Nietzsche-Zarathustra verso una terra felice

Nietzsche-Zarathustra verso una terra felice

di Paolo Ghezzi

Finito addirittura nelle canzoni per la facilità della rima (Nice che dice? si domandava Zucchero, ma Nice sarà felice?), Nietzsche è un filosofo geniale e urticante che non smette mai di stupire, ad ogni rilettura che se ne fa. Ben venga dunque, se non altro per ripensare il cristianesimo alla vigilia di un Natale sempre più imprigionato in evento sentimental-commercial-globale - dunque normalizzato e depotenziato a festa rassicurante anziché memoria eversiva - la nuova fatica del prolifico saggista trentino Francesco Roat, dedicata alla «Religiosità in Nietzsche» (edizioni Mimesis), con un sottotitolo provocatorio ma non così bizzarro come pare, «Il Vangelo di Zarathustra».

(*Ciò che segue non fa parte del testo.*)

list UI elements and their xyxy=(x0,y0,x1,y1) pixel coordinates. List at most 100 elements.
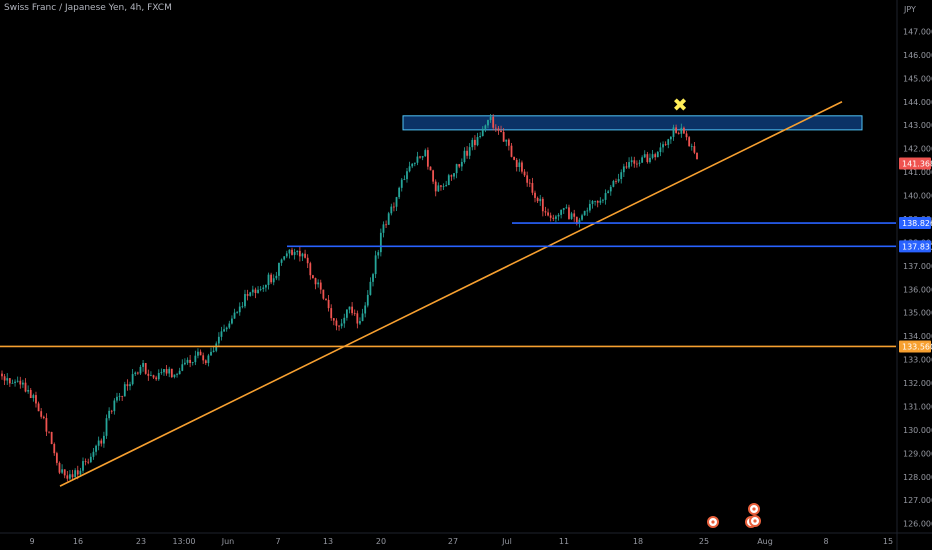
candle-body xyxy=(374,255,377,275)
candle-body xyxy=(178,370,181,375)
x-tick-label: 8 xyxy=(823,537,828,546)
candle-body xyxy=(573,213,576,217)
level-tag-137831-bg xyxy=(899,240,931,253)
candle-body xyxy=(602,199,604,201)
y-tick-label: 147.000 xyxy=(903,27,932,36)
candle-body xyxy=(48,431,50,433)
candle-body xyxy=(591,200,594,204)
candle-body xyxy=(322,289,325,299)
candle-body xyxy=(403,179,406,180)
candle-body xyxy=(285,253,288,257)
currency-label: JPY xyxy=(903,5,916,14)
last-price-tag-label: 141.368 xyxy=(902,159,932,168)
candle-body xyxy=(257,289,259,293)
candle-body xyxy=(411,163,414,167)
candle-body xyxy=(249,292,252,296)
candle-body xyxy=(630,160,633,163)
candle-body xyxy=(14,381,16,383)
candle-body xyxy=(108,410,111,419)
candle-body xyxy=(588,203,591,211)
candle-body xyxy=(87,461,90,463)
candle-body xyxy=(212,350,215,352)
candle-body xyxy=(654,154,657,158)
candle-body xyxy=(523,171,526,176)
candle-body xyxy=(82,461,84,471)
candle-body xyxy=(460,162,463,167)
candle-body xyxy=(463,150,466,163)
x-tick-label: 20 xyxy=(376,537,386,546)
candle-body xyxy=(280,259,283,263)
candle-body xyxy=(628,162,630,168)
candle-body xyxy=(596,200,599,203)
candle-body xyxy=(442,186,445,188)
candle-body xyxy=(497,128,500,131)
candle-body xyxy=(385,224,387,226)
drawings-layer: ✖ xyxy=(0,95,896,487)
candle-body xyxy=(53,444,56,454)
candle-body xyxy=(42,416,45,419)
candle-body xyxy=(690,146,693,147)
candle-body xyxy=(126,384,129,387)
level-tag-138826: 138.826 xyxy=(899,217,932,230)
candle-body xyxy=(419,156,421,158)
y-tick-label: 145.000 xyxy=(903,74,932,83)
candle-body xyxy=(536,197,539,202)
y-tick-label: 143.000 xyxy=(903,121,932,130)
candle-body xyxy=(416,156,419,163)
candle-body xyxy=(440,185,442,187)
candle-body xyxy=(494,127,497,129)
candle-body xyxy=(228,323,231,328)
candle-body xyxy=(646,154,649,163)
candle-body xyxy=(361,313,364,322)
candle-body xyxy=(157,372,160,380)
candle-body xyxy=(424,150,427,157)
candle-body xyxy=(61,469,63,473)
last-price-tag-bg xyxy=(899,157,931,170)
event-marker-dot xyxy=(711,520,715,524)
candle-body xyxy=(304,253,306,258)
candle-body xyxy=(16,380,19,382)
x-tick-label: Jul xyxy=(501,537,512,546)
x-tick-label: 7 xyxy=(275,537,280,546)
candle-body xyxy=(147,373,150,376)
y-tick-label: 140.000 xyxy=(903,192,932,201)
candle-body xyxy=(327,299,330,309)
candle-body xyxy=(356,313,359,324)
candle-body xyxy=(479,135,482,138)
candle-body xyxy=(505,139,508,142)
candle-body xyxy=(510,145,513,157)
candle-body xyxy=(426,150,429,167)
candle-body xyxy=(502,131,505,142)
level-tag-137831: 137.831 xyxy=(899,240,932,253)
candle-body xyxy=(408,166,411,172)
candle-body xyxy=(202,355,205,361)
time-axis[interactable]: 9 16 23 13:00 Jun 7 13 20 27 Jul 11 18 25 Aug 8 15 xyxy=(29,537,893,546)
candle-body xyxy=(22,382,24,385)
candle-body xyxy=(656,152,659,158)
candle-body xyxy=(71,474,74,478)
candle-body xyxy=(241,306,244,308)
candle-body xyxy=(400,179,403,188)
x-tick-label: 13 xyxy=(323,537,333,546)
candle-body xyxy=(500,130,502,132)
candle-body xyxy=(136,372,139,374)
candle-body xyxy=(37,403,40,412)
candle-body xyxy=(633,160,636,164)
candle-body xyxy=(8,378,11,384)
candle-body xyxy=(84,461,87,462)
candle-body xyxy=(675,127,677,133)
y-tick-label: 142.000 xyxy=(903,145,932,154)
candle-body xyxy=(118,395,121,397)
level-tag-138826-label: 138.826 xyxy=(902,219,932,228)
candle-body xyxy=(372,274,374,282)
price-axis[interactable]: JPY 147.000 146.000 145.000 144.000 143.000 14… xyxy=(903,5,932,529)
candle-body xyxy=(97,440,100,446)
candle-body xyxy=(604,193,607,200)
candle-body xyxy=(142,363,144,367)
candle-body xyxy=(492,116,495,128)
candle-body xyxy=(649,157,651,163)
y-tick-label: 130.000 xyxy=(903,426,932,435)
candle-body xyxy=(55,453,58,463)
candle-body xyxy=(220,331,223,337)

Ma come, il pensatore che più si è impegnato a «destrutturare» la fede cristiana, ripensato come una specie di evangelista anomalo? Certo che sì. La religiosità di Nietzsche-Zarathustra non è dentro l’orizzonte di un Dio-persona, s’intende, eppure diventa «modalità interpretativa dello stupore di fronte al miracolo» dell’esistenza che non si può spiegare con l’unico strumento della ragione. Una religione che diventa «antidoto alla banalità» secondo la definizione di Remo Bodei, in quanto, a differenza dell’ateismo dogmatico, apre «la possibilità di far diventare questo mondo un’altra cosa».

Il credere di Zarathustra abbraccia la ragione poetica che sa costruire un altro mondo: così come la filosofia deve lasciare «il Grund per l’Abgrund: il terreno stabile (in apparenza) per un’abissalità la quale non deve sgomentarci, semmai colmarci di stupita meraviglia e gratitudine».
Il quinto vangelo di Zarathustra, scritto dopo l’inchiodamento del quadruplice Vangelo canonico sulla croce (una morte definitiva, per Nietzsche), propone non più un credere, «bensì un fare, soprattutto un non-fare-molte-cose, un diverso essere…» con una carica profetica che rimanda al rabbi di Nazareth. Non a caso la prima domanda in cui si imbatte il trentenne Zarathustra, che abbandona il suo eremo tra le montagne, è quella del vecchio asceta che gli chiede se vuole portare il fuoco nelle valli. «Fuoco», la stessa promessa di Gesù nei Vangeli: un salvatore che non riscalda, anzi che non accende, è la tiepida parodia di un rivoluzionario con cui non vale la pena di perdere tempo.

La predilezione per i bambini e l’insofferenza per i dotti, la missione dell’amore, la «fedeltà alla terra» (bellissima espressione di «immersione» in tutta la gioia e il dolore del mondo, senza bisogno di «riserve» ultraterrene) controbilancia dunque la definizione nicciana del cristianesimo come maledizione (in polemica con San Paolo e i cristiani suoi seguaci, ben più che con il Nazareno), e ci rivela la natura mistica dello Zarathustra che difatti spiazza il vecchio papa che gli dice: «Accanto a te, sebbene tu voglia essere il più senza Dio di tutti, avverto un segreto profumo d’incenso e una fragranza di lunghe benedizioni…».

C’è dunque, nel negatore del Dio ecclesiastico, nel nemico di una fede proiettata sull’aldilà e nemica della vita e del corpo, un «profumo» di sacro e una traccia di divino che Nietzsche ripropone nelle figure del Folle, del Poeta, di Dioniso e Pan: uomini contagiati dall’oltre, e dèi contagiati dal qui ed ora. Verso una trasfigurazione della stessa scena del mondo: «trasformerà la terra in un giorno di festa».
Alla fine delle sue 150 pagine, ricche per i filosofi e i teologi ma appassionanti anche per i non-specialisti pensanti, Roat ci ripropone dunque un Nietzsche Anticristo e insieme «cristologico», antireligioso e insieme spirituale, che ci frantuma il Natale della tradizione ecclesiastica ma, proclamando la morte di Dio, ci spalanca l’orizzonte alla nuova luce di un ritrovato senso della vita.

Oltre la notte della sofferenza fine a se stessa, o usata dal potere, brilla l’ebbrezza di una bellezza riscoperta, perfino nel dolore di vivere sperimentato dallo stesso filosofo sulle piste di un contraddittorio «oltreuomo»: un Nietzsche che vide in Gesù «la storia di un povero insaziato e insaziabile nell’amore» ma forse - conclude Roat - «avrebbe fatto meglio a parlare così di se stesso».